Georgia is described as ‘The Cradle of Wine’ with evidence of winemaking and drinking since ancient history. Most of the Dugladze family winery’s vines are nestled in the Kakheti valley in eastern Georgia. As well as wine, this area is home to rich Georgian family history with the habitations some of the eldest in the Caucasus region.
The vast rolling hills give way to an array of microclimates and terroir that bring lots of diversity. This means Kakheti can produce many styles even from the same grape variety. We have focused our new selection from Dugladze on three grapes: Rkatsiteli and Kisi white wines, and Saperavi red wines.
Joining our popular Tbilvino ‘Iveriuli’ Rkatsiteli, which is made in a more international and fruit-led style, is the Dugladze Tibaani AOC Qvevri Orange 2018, fermented in the ancient Qvevri method.
This fuller bodied style of 100% Rkatsiteli, a grape indigenous to Georgia, has aromas of dried fruits and hazelnut. It’s a distinctly orange colour, gained from the Qvevri fermentation whereby the grapes are pressed and fermented with stalks and all in clay pots, often buried in the ground. The fermenting liquid is kneaded a few times a day to extract flavour and gentle tannin.
The resulting wine is one full of character. Dried apple, sugared hazelnuts, melon and herbs combine with tannin and structure for a really satisfying Georgian wine. It’s a good pick with spicy curries like Madras, or go for a Moroccan lamb tagine for a really fab match.
Our other white wine addition comes from a premium range introduced by Dugladze in 2018 to celebrate its top Qvevri method wines. The first vintage of 100% Kisi orange wine was a sure-fire favourite for our buyer, Ben.
“It offers you an approachable, silky-smooth texture combined with intense aromas of candy peel, dried apricot, peach and apple. A marvellous orange wine,” says Ben.
Hand-harvested from Dugladze’s estate in Maghraani, the birthplace of the indigenous Kisi variety, it is one of our favourite Georgian wines.
Saperavi is Georgia’s most important, indigenous red grape. One of the rare teinturier grapes (where the flesh is red like its skins), Saperavi retains its acidity in much the way premium Sangiovese wines (think Chianti) do, giving the wine real freshness.

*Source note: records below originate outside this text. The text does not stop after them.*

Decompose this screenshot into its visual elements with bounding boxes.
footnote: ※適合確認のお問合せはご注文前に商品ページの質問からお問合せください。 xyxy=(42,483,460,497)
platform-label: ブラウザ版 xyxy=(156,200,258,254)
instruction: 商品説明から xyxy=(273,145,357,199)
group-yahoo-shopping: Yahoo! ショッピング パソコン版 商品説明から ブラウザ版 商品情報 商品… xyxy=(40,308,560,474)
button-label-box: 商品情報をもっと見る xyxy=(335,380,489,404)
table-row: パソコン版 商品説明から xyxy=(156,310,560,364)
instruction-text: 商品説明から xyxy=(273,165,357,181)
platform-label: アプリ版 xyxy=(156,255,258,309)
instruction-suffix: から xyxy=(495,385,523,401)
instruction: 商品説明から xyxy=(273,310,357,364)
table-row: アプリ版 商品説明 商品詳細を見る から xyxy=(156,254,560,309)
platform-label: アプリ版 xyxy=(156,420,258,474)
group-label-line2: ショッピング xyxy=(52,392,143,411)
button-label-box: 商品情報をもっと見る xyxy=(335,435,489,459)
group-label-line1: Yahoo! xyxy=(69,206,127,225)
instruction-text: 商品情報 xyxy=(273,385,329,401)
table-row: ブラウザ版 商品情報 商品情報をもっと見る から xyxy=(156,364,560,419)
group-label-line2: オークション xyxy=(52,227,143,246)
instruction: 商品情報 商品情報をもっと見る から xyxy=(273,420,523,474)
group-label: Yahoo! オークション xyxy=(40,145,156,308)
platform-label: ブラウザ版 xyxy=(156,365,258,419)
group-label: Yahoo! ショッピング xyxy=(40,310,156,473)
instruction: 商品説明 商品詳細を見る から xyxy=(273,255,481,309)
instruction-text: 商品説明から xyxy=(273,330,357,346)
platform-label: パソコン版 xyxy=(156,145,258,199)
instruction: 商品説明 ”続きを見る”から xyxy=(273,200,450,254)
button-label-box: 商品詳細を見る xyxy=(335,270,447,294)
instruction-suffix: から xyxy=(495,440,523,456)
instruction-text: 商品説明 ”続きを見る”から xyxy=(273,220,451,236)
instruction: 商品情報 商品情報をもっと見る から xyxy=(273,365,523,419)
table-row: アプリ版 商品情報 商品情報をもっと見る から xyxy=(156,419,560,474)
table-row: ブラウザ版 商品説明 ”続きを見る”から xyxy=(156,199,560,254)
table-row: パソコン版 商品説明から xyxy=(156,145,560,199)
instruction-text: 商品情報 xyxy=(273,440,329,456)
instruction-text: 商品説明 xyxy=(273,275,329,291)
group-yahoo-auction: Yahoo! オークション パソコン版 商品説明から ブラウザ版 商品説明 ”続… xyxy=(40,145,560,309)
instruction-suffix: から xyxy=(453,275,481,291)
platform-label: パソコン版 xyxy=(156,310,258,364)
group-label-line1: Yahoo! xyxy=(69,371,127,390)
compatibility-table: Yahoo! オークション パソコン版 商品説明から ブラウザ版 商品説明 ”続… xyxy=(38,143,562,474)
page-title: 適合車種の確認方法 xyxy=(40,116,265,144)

We’ve added three examples to join the Tbilvino ‘Iveriuli’ Saperavi, already a firm customer favourite.
The first arrives from the Mukuzani AOC, considered the benchmark AOC region for quality Saperavi. Bottled under the ‘Ranina’ label, it also offers great value for money at £13.49/btl. Here you get everything typical of great Saperavi: bright cherry notes, sweet spice and toasty oak influence. It spends 12 months in oak to develop complexity and it packs a lot of flavour for its price tag.
A step up, we have Dugladze Napareuli AOC Saperavi, sourced from vines growing around the historic winemaking village of Napareuli in the upper Alazani river valley. The wine’s fermented in stainless steel but undergoes maturation on lees for 15 days to develop rich berry flavours and meaty tannins. It’s then softened in French 300 litre oak barrels for a year, giving it notes of vanilla, toast and spice. The style will please any Shiraz fan. Enjoy with herby pork sausages and mustard mash.
Finally, also from Dugladze’s new premium range, we have their Qvevri Saperavi. Unlike the other new red wine additions, this isn’t aged in oak. Instead by using the traditional clay Qvevri vessels, you get a true purity of Saperavi. Super smooth (although do decant) with striking notes of dried berries and cocoa over earthy, savoury tones. The finish is long and shows you just how great Georgian fine wine can be. Pull the cork with ribeye steak and truffle chips or, if you’re vegetarian, a rich mushroom stew.
The winery for Dugladze was built in 1984 as one of the largest wine producing sites in the Soviet Union. After the fall of the USSR, the gifted businessman Dimitry Dugladze took over the site and helped to grow Georgia’s reputation in a quest for quality winemaking.
Dugladze Wine Company LLC was then founded by Dimitry’s sons in 2004, equipping the winery with modern technology from Italy and Germany. For the first time, the site’s wines were exported under the Dugladze family name. By 2013, they had moved into spirit-production by purchasing the Vartikhe Factory that had been producing Georgian brandies since 1908.